Finalement, nous avons continué à travailler avec nos collaborateurs de longue date que sont la FPFQ.  Ensemble, nous n’avons pas ménagé les efforts afin de faire atterrir la nouvelle réglementation sur les milieux humides.  Ainsi, nous avons mis en place un comité mixte pour revoir le plan d’aménagement bonifié et mis en place un groupe de travail avec le ministère de l’Environnement pour la formation sur ce nouveau règlement. Nous pouvons même ajouter le travail important pour l’application de la nouvelle catégorie d’immeuble pour favoriser l’activité forestière dans les municipalités, ainsi que les travaux de la cellule de crise sur la TBE en forêt privée.

Nous pouvons compter sur un réseau de 38 groupements forestiers qui partagent les mêmes objectifs de développement régional.  Aujourd’hui, nous sommes fiers du chemin parcouru et nous regardons avec confiance celui que nous devrons parcourir

Je vous remercie de partager votre passion pour la forêt privée et votre volonté de contribuer au développement de votre groupement forestier et de votre communauté. L’attachement et l’intérêt que vous portez à votre organisation provinciale ont une valeur inestimable. Encore une fois, vous faites la preuve que la recherche de consensus est beaucoup plus forte que l’isolement.

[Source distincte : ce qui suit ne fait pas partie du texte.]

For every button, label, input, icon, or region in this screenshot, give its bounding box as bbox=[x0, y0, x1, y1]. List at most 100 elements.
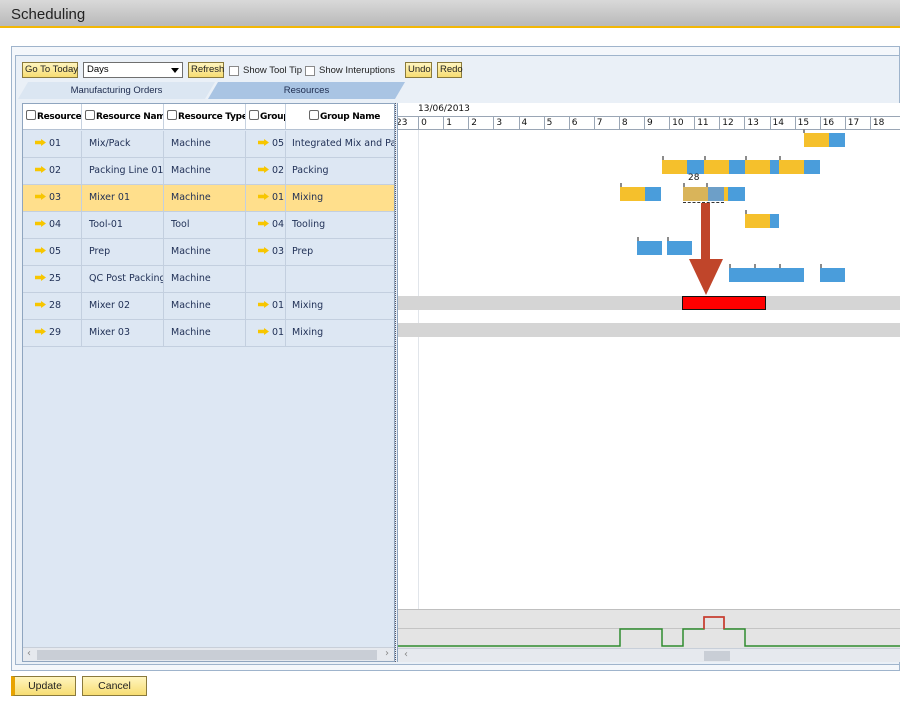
group-code-cell[interactable]: 04 bbox=[246, 212, 286, 238]
column-header-group-name[interactable]: Group Name bbox=[286, 104, 394, 130]
setup-bar[interactable] bbox=[745, 160, 770, 174]
cancel-button[interactable]: Cancel bbox=[82, 676, 147, 696]
setup-bar[interactable] bbox=[804, 133, 829, 147]
link-arrow-icon[interactable] bbox=[35, 193, 46, 200]
link-arrow-icon[interactable] bbox=[35, 139, 46, 146]
link-arrow-icon[interactable] bbox=[35, 166, 46, 173]
table-row[interactable]: 05 Prep Machine 03 Prep bbox=[23, 239, 394, 266]
group-code-cell[interactable]: 01 bbox=[246, 320, 286, 346]
setup-bar[interactable] bbox=[620, 187, 645, 201]
chart-horizontal-scrollbar[interactable]: ‹ bbox=[398, 648, 900, 662]
resource-code-cell[interactable]: 01 bbox=[23, 131, 82, 157]
table-row[interactable]: 29 Mixer 03 Machine 01 Mixing bbox=[23, 320, 394, 347]
link-arrow-icon[interactable] bbox=[35, 328, 46, 335]
setup-bar[interactable] bbox=[662, 160, 687, 174]
link-arrow-icon[interactable] bbox=[35, 247, 46, 254]
resource-code-cell[interactable]: 04 bbox=[23, 212, 82, 238]
resource-name-cell[interactable]: Mix/Pack bbox=[82, 131, 164, 157]
run-bar[interactable] bbox=[829, 133, 845, 147]
run-bar[interactable] bbox=[729, 268, 804, 282]
resource-name-cell[interactable]: Packing Line 01 bbox=[82, 158, 164, 184]
link-arrow-icon[interactable] bbox=[258, 247, 269, 254]
resource-code-cell[interactable]: 29 bbox=[23, 320, 82, 346]
link-arrow-icon[interactable] bbox=[258, 193, 269, 200]
grid-scroll-thumb[interactable] bbox=[37, 650, 377, 660]
show-tooltip-checkbox[interactable] bbox=[229, 66, 239, 76]
scroll-left-icon[interactable]: ‹ bbox=[404, 649, 408, 660]
group-name-cell[interactable]: Mixing bbox=[286, 320, 394, 346]
run-bar[interactable] bbox=[728, 187, 745, 201]
scroll-right-icon[interactable]: › bbox=[385, 648, 389, 659]
resource-name-cell[interactable]: Mixer 03 bbox=[82, 320, 164, 346]
group-name-cell[interactable]: Integrated Mix and Pack bbox=[286, 131, 394, 157]
chart-scroll-thumb[interactable] bbox=[704, 651, 730, 661]
resource-type-cell[interactable]: Machine bbox=[164, 158, 246, 184]
tab-manufacturing-orders[interactable]: Manufacturing Orders bbox=[18, 82, 215, 99]
update-button[interactable]: Update bbox=[11, 676, 76, 696]
resource-name-cell[interactable]: Mixer 01 bbox=[82, 185, 164, 211]
link-arrow-icon[interactable] bbox=[35, 274, 46, 281]
group-code-cell[interactable]: 02 bbox=[246, 158, 286, 184]
resource-name-cell[interactable]: Mixer 02 bbox=[82, 293, 164, 319]
dragged-setup-bar[interactable] bbox=[683, 187, 708, 201]
table-row[interactable]: 04 Tool-01 Tool 04 Tooling bbox=[23, 212, 394, 239]
group-name-cell[interactable] bbox=[286, 266, 394, 292]
column-header-group[interactable]: Group bbox=[246, 104, 286, 130]
resource-name-cell[interactable]: QC Post Packing bbox=[82, 266, 164, 292]
column-header-resource-name[interactable]: Resource Name bbox=[82, 104, 164, 130]
scroll-left-icon[interactable]: ‹ bbox=[27, 648, 31, 659]
table-row[interactable]: 03 Mixer 01 Machine 01 Mixing bbox=[23, 185, 394, 212]
group-code-cell[interactable]: 01 bbox=[246, 293, 286, 319]
link-arrow-icon[interactable] bbox=[258, 139, 269, 146]
setup-bar[interactable] bbox=[779, 160, 804, 174]
run-bar[interactable] bbox=[770, 214, 779, 228]
resource-type-cell[interactable]: Machine bbox=[164, 239, 246, 265]
column-header-resource-type[interactable]: Resource Type bbox=[164, 104, 246, 130]
group-code-cell[interactable] bbox=[246, 266, 286, 292]
resource-code-cell[interactable]: 25 bbox=[23, 266, 82, 292]
view-mode-select[interactable]: Days bbox=[83, 62, 183, 78]
group-code-cell[interactable]: 03 bbox=[246, 239, 286, 265]
undo-button[interactable]: Undo bbox=[405, 62, 432, 78]
link-arrow-icon[interactable] bbox=[258, 328, 269, 335]
run-bar[interactable] bbox=[645, 187, 661, 201]
resource-type-cell[interactable]: Machine bbox=[164, 266, 246, 292]
tab-resources[interactable]: Resources bbox=[208, 82, 405, 99]
table-row[interactable]: 02 Packing Line 01 Machine 02 Packing bbox=[23, 158, 394, 185]
group-code-cell[interactable]: 05 bbox=[246, 131, 286, 157]
resource-code-cell[interactable]: 05 bbox=[23, 239, 82, 265]
grid-horizontal-scrollbar[interactable]: ‹ › bbox=[23, 647, 394, 661]
resource-code-cell[interactable]: 03 bbox=[23, 185, 82, 211]
refresh-button[interactable]: Refresh bbox=[188, 62, 224, 78]
resource-code-cell[interactable]: 28 bbox=[23, 293, 82, 319]
resource-type-cell[interactable]: Machine bbox=[164, 131, 246, 157]
link-arrow-icon[interactable] bbox=[258, 301, 269, 308]
link-arrow-icon[interactable] bbox=[258, 166, 269, 173]
group-name-cell[interactable]: Mixing bbox=[286, 293, 394, 319]
link-arrow-icon[interactable] bbox=[35, 301, 46, 308]
group-name-cell[interactable]: Prep bbox=[286, 239, 394, 265]
run-bar[interactable] bbox=[729, 160, 745, 174]
table-row[interactable]: 01 Mix/Pack Machine 05 Integrated Mix and Pa… bbox=[23, 131, 394, 158]
resource-type-cell[interactable]: Machine bbox=[164, 185, 246, 211]
resource-name-cell[interactable]: Tool-01 bbox=[82, 212, 164, 238]
resource-code-cell[interactable]: 02 bbox=[23, 158, 82, 184]
dragged-run-bar[interactable] bbox=[708, 187, 724, 201]
redo-button[interactable]: Redo bbox=[437, 62, 463, 78]
link-arrow-icon[interactable] bbox=[35, 220, 46, 227]
setup-bar[interactable] bbox=[745, 214, 770, 228]
resource-type-cell[interactable]: Machine bbox=[164, 293, 246, 319]
resource-type-cell[interactable]: Machine bbox=[164, 320, 246, 346]
run-bar[interactable] bbox=[687, 160, 704, 174]
resource-name-cell[interactable]: Prep bbox=[82, 239, 164, 265]
group-name-cell[interactable]: Tooling bbox=[286, 212, 394, 238]
column-header-resource[interactable]: Resource bbox=[23, 104, 82, 130]
run-bar[interactable] bbox=[637, 241, 662, 255]
group-name-cell[interactable]: Packing bbox=[286, 158, 394, 184]
table-row[interactable]: 25 QC Post Packing Machine bbox=[23, 266, 394, 293]
conflict-drop-target[interactable] bbox=[682, 296, 766, 310]
setup-bar[interactable] bbox=[704, 160, 729, 174]
run-bar[interactable] bbox=[770, 160, 779, 174]
show-interruptions-checkbox[interactable] bbox=[305, 66, 315, 76]
run-bar[interactable] bbox=[804, 160, 820, 174]
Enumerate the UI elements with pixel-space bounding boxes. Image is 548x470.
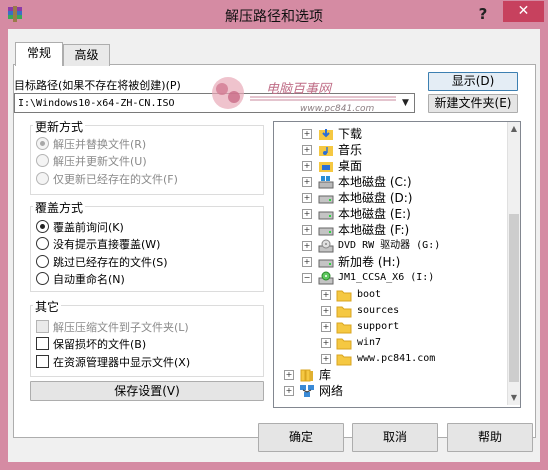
help-button[interactable]: ? bbox=[470, 3, 496, 25]
overwrite-rename-label: 自动重命名(N) bbox=[53, 273, 125, 286]
folder-icon bbox=[336, 306, 352, 318]
overwrite-mode-title: 覆盖方式 bbox=[33, 199, 86, 216]
tree-item-drive-i[interactable]: − JM1_CCSA_X6 (I:) bbox=[274, 270, 509, 286]
tree-item-libraries[interactable]: + 库 bbox=[274, 367, 509, 383]
expand-icon[interactable]: + bbox=[302, 209, 312, 219]
new-folder-button[interactable]: 新建文件夹(E) bbox=[428, 94, 518, 113]
expand-icon[interactable]: + bbox=[302, 161, 312, 171]
tree-item-music[interactable]: + 音乐 bbox=[274, 142, 509, 158]
tree-item-drive-g[interactable]: + DVD RW 驱动器 (G:) bbox=[274, 238, 509, 254]
tree-item-downloads[interactable]: + 下载 bbox=[274, 126, 509, 142]
music-folder-icon bbox=[319, 146, 333, 156]
extract-subfolder-checkbox[interactable] bbox=[36, 320, 49, 333]
dialog-window: 解压路径和选项 ? ✕ 常规 高级 目标路径(如果不存在将被创建)(P) ▼ 电… bbox=[0, 0, 548, 470]
folder-icon bbox=[336, 354, 352, 366]
expand-icon[interactable]: + bbox=[321, 290, 331, 300]
tab-general[interactable]: 常规 bbox=[15, 42, 63, 66]
desktop-folder-icon bbox=[319, 162, 333, 172]
tree-item-drive-f[interactable]: + 本地磁盘 (F:) bbox=[274, 222, 509, 238]
expand-icon[interactable]: + bbox=[302, 145, 312, 155]
update-existing-label: 仅更新已经存在的文件(F) bbox=[53, 173, 178, 186]
collapse-icon[interactable]: − bbox=[302, 273, 312, 283]
dvd-disc-icon bbox=[318, 271, 334, 285]
watermark-logo: 电脑百事网 www.pc841.com bbox=[212, 77, 396, 114]
ok-button[interactable]: 确定 bbox=[258, 423, 344, 452]
overwrite-rename-radio[interactable] bbox=[36, 272, 49, 285]
update-refresh-radio[interactable] bbox=[36, 154, 49, 167]
expand-icon[interactable]: + bbox=[284, 386, 294, 396]
drive-icon bbox=[318, 195, 334, 204]
update-refresh-label: 解压并更新文件(U) bbox=[53, 155, 147, 168]
svg-text:电脑百事网: 电脑百事网 bbox=[266, 82, 333, 97]
scroll-down-icon[interactable]: ▼ bbox=[508, 391, 520, 405]
expand-icon[interactable]: + bbox=[321, 338, 331, 348]
update-existing-radio[interactable] bbox=[36, 172, 49, 185]
expand-icon[interactable]: + bbox=[284, 370, 294, 380]
expand-icon[interactable]: + bbox=[302, 241, 312, 251]
library-icon bbox=[300, 369, 313, 382]
tree-item-drive-c[interactable]: + 本地磁盘 (C:) bbox=[274, 174, 509, 190]
expand-icon[interactable]: + bbox=[302, 225, 312, 235]
expand-icon[interactable]: + bbox=[321, 354, 331, 364]
update-replace-label: 解压并替换文件(R) bbox=[53, 138, 147, 151]
drive-icon bbox=[318, 259, 334, 268]
extract-subfolder-label: 解压压缩文件到子文件夹(L) bbox=[53, 321, 189, 334]
windows-drive-icon bbox=[318, 176, 334, 189]
overwrite-ask-label: 覆盖前询问(K) bbox=[53, 221, 124, 234]
show-in-explorer-checkbox[interactable] bbox=[36, 355, 49, 368]
tree-item-drive-h[interactable]: + 新加卷 (H:) bbox=[274, 254, 509, 270]
expand-icon[interactable]: + bbox=[302, 193, 312, 203]
drive-icon bbox=[318, 227, 334, 236]
dvd-drive-icon bbox=[318, 239, 334, 253]
folder-icon bbox=[336, 290, 352, 302]
dest-path-label: 目标路径(如果不存在将被创建)(P) bbox=[14, 79, 181, 92]
folder-tree[interactable]: + 下载 + 音乐 + 桌面 + 本地磁盘 (C:) + 本地磁盘 (D:) + bbox=[273, 121, 521, 408]
tree-item-boot[interactable]: + boot bbox=[274, 287, 509, 303]
tree-item-drive-d[interactable]: + 本地磁盘 (D:) bbox=[274, 190, 509, 206]
keep-broken-checkbox[interactable] bbox=[36, 337, 49, 350]
update-replace-radio[interactable] bbox=[36, 137, 49, 150]
window-title: 解压路径和选项 bbox=[225, 9, 323, 25]
misc-title: 其它 bbox=[33, 298, 62, 315]
tree-item-pc841[interactable]: + www.pc841.com bbox=[274, 351, 509, 367]
scroll-up-icon[interactable]: ▲ bbox=[508, 122, 520, 136]
expand-icon[interactable]: + bbox=[302, 257, 312, 267]
overwrite-skip-label: 跳过已经存在的文件(S) bbox=[53, 256, 168, 269]
tree-item-win7[interactable]: + win7 bbox=[274, 335, 509, 351]
save-settings-button[interactable]: 保存设置(V) bbox=[30, 381, 264, 401]
overwrite-silent-radio[interactable] bbox=[36, 237, 49, 250]
tree-scrollbar[interactable]: ▲ ▼ bbox=[507, 122, 520, 405]
tab-advanced[interactable]: 高级 bbox=[63, 44, 110, 66]
update-mode-title: 更新方式 bbox=[33, 118, 86, 135]
folder-icon bbox=[336, 338, 352, 350]
scroll-thumb[interactable] bbox=[509, 214, 519, 382]
network-icon bbox=[300, 385, 314, 397]
overwrite-silent-label: 没有提示直接覆盖(W) bbox=[53, 238, 161, 251]
overwrite-ask-radio[interactable] bbox=[36, 220, 49, 233]
download-folder-icon bbox=[319, 129, 333, 140]
expand-icon[interactable]: + bbox=[302, 129, 312, 139]
tree-item-drive-e[interactable]: + 本地磁盘 (E:) bbox=[274, 206, 509, 222]
svg-text:www.pc841.com: www.pc841.com bbox=[300, 104, 375, 114]
tree-item-sources[interactable]: + sources bbox=[274, 303, 509, 319]
expand-icon[interactable]: + bbox=[302, 177, 312, 187]
title-bar[interactable]: 解压路径和选项 ? ✕ bbox=[0, 0, 548, 29]
expand-icon[interactable]: + bbox=[321, 306, 331, 316]
tree-item-support[interactable]: + support bbox=[274, 319, 509, 335]
help-dialog-button[interactable]: 帮助 bbox=[447, 423, 533, 452]
display-button[interactable]: 显示(D) bbox=[428, 72, 518, 91]
drive-icon bbox=[318, 211, 334, 220]
keep-broken-label: 保留损坏的文件(B) bbox=[53, 338, 147, 351]
tree-item-network[interactable]: + 网络 bbox=[274, 383, 509, 399]
overwrite-skip-radio[interactable] bbox=[36, 255, 49, 268]
expand-icon[interactable]: + bbox=[321, 322, 331, 332]
show-in-explorer-label: 在资源管理器中显示文件(X) bbox=[53, 356, 191, 369]
close-button[interactable]: ✕ bbox=[503, 1, 544, 22]
folder-icon bbox=[336, 322, 352, 334]
chevron-down-icon[interactable]: ▼ bbox=[397, 94, 414, 112]
cancel-button[interactable]: 取消 bbox=[352, 423, 438, 452]
tree-item-desktop[interactable]: + 桌面 bbox=[274, 158, 509, 174]
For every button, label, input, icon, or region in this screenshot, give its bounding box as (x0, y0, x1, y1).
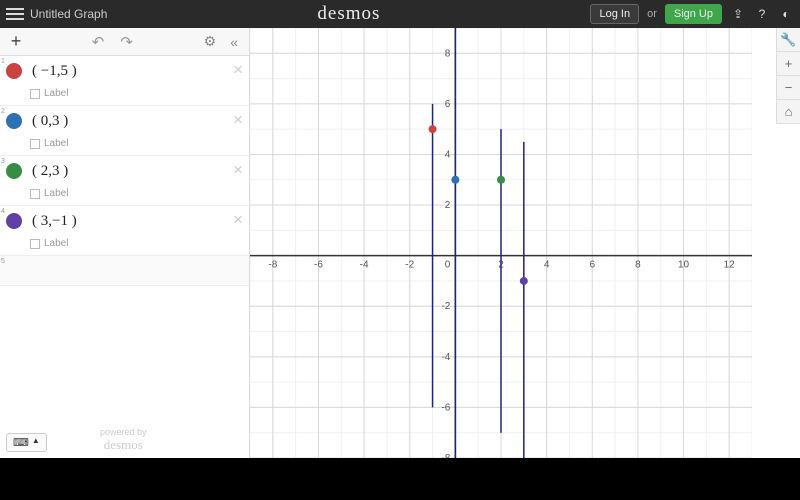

Permettez-moi finalement de remercier le conseil d’administration qui a su diriger la barque de main de maitre. Son avis éclairé́ a encore une fois permis à Groupements forestiers Québec de tirer son épingle du jeu. Un grand merci aussi à l’équipe d’employés. Leur grande disponibilité́ et leur connaissance des dossiers ont été́ de bon conseil pour moi.

Merci à tous pour votre soutien et continuons notre excellent travail en 2021-2022!